When I traverse the list for the 2nd time,i get: M4,M3,M1. Also the dim of the list is now 3 instead of 4,M2 magically disappearing.

Can anyone provide me an explanation on why I am getting this and what I am doing wrong?

Thank you in advance.

Answer 1

This is much easier if you draw it on paper and research it that way.

Assuming object1 and object2 are not NULL.

You need to think about the nodes that come before and after the two nodes you are swapping. The node just before your two swap nodes needs to point to object2 now instead of object1 (assuming that the node exists). And you need to make object2's preceding now point to the node just before your two swap nodes.

if ( object1->pPrec != NULL )
   object1->pPrec->pNext = object2;
object2->pPrec = object1->pPrec;

And you need to make object1's next points to the node just after your two swap nodes and that node needs to point back to object1 (if it exists).
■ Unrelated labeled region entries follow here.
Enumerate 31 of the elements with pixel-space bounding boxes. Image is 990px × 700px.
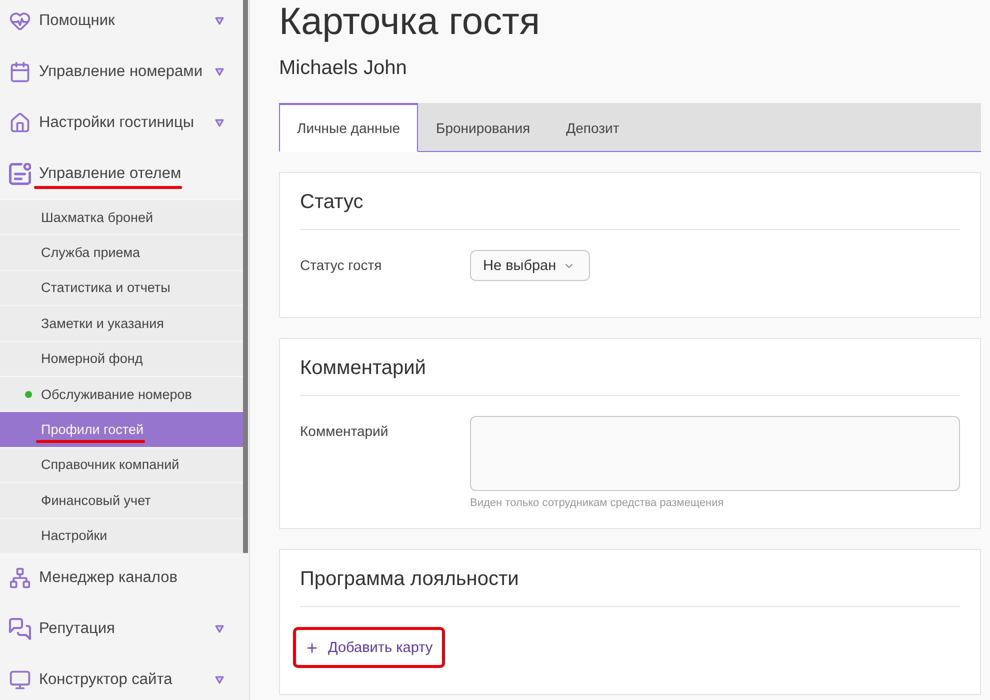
- scrollbar-thumb[interactable]: [243, 0, 248, 553]
- heart-pulse-icon: [9, 10, 31, 32]
- sidebar-item[interactable]: Настройки гостиницы: [0, 97, 243, 148]
- section-title: Статус: [300, 190, 960, 230]
- house-icon: [9, 112, 31, 134]
- guest-name: Michaels John: [279, 56, 408, 81]
- sidebar-item[interactable]: Конструктор сайта: [0, 654, 243, 700]
- chat-bubbles-icon: [9, 618, 31, 640]
- monitor-icon: [9, 669, 31, 692]
- calendar-icon: [9, 60, 31, 82]
- page-title: Карточка гостя: [279, 0, 541, 44]
- sidebar-item[interactable]: Управление отелем: [0, 148, 243, 199]
- tab[interactable]: Личные данные: [279, 103, 418, 152]
- field-label: Комментарий: [300, 422, 390, 441]
- submenu-item[interactable]: Профили гостей: [0, 411, 243, 447]
- add-card-button[interactable]: Добавить карту: [296, 630, 442, 665]
- field-hint: Виден только сотрудникам средства размещения: [470, 496, 725, 510]
- sidebar-item[interactable]: Репутация: [0, 604, 243, 655]
- sidebar-item[interactable]: Помощник: [0, 0, 243, 46]
- comment-field[interactable]: [470, 416, 960, 491]
- sidebar-item[interactable]: Управление номерами: [0, 46, 243, 97]
- sidebar-item[interactable]: Менеджер каналов: [0, 552, 243, 604]
- note-icon: [9, 162, 31, 184]
- section-title: Программа лояльности: [300, 567, 960, 607]
- field-label: Статус гостя: [300, 256, 383, 275]
- section-title: Комментарий: [300, 356, 960, 396]
- hierarchy-icon: [9, 567, 31, 590]
- tab[interactable]: Бронирования: [418, 103, 548, 152]
- tab[interactable]: Депозит: [548, 103, 638, 152]
- plus-icon: [305, 640, 319, 654]
- status-select[interactable]: Не выбран: [470, 250, 590, 281]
object1->pNext = object2->pNext;
if ( object2->pNext != NULL ) 
    object2->pNext->pPrec = object1;

Then object1 needs to point back to object2 and object2 needs to point forward to object1.

object1->pPrec = object2;
object2->pNext = object1;

Answer 2

The problem statement doesn't specify what points to the first node of the list (M4), or if there is a pointer to the last node of the list (M1). It doesn't state if the list is circular, so I assume it's not circular.

When swapping nodes in a list, if the nodes to be swapped are adjacent (which is the example case, M3 and M2), then pointers need to be "rotated". If the nodes to be swapped are not adjacent, then pointers need to be swapped. The same logic can be used for both cases by first swapping what ever points to the two nodes, then swapping the two nodes pointers.

Using pointer to pointer to node will simplify the logic.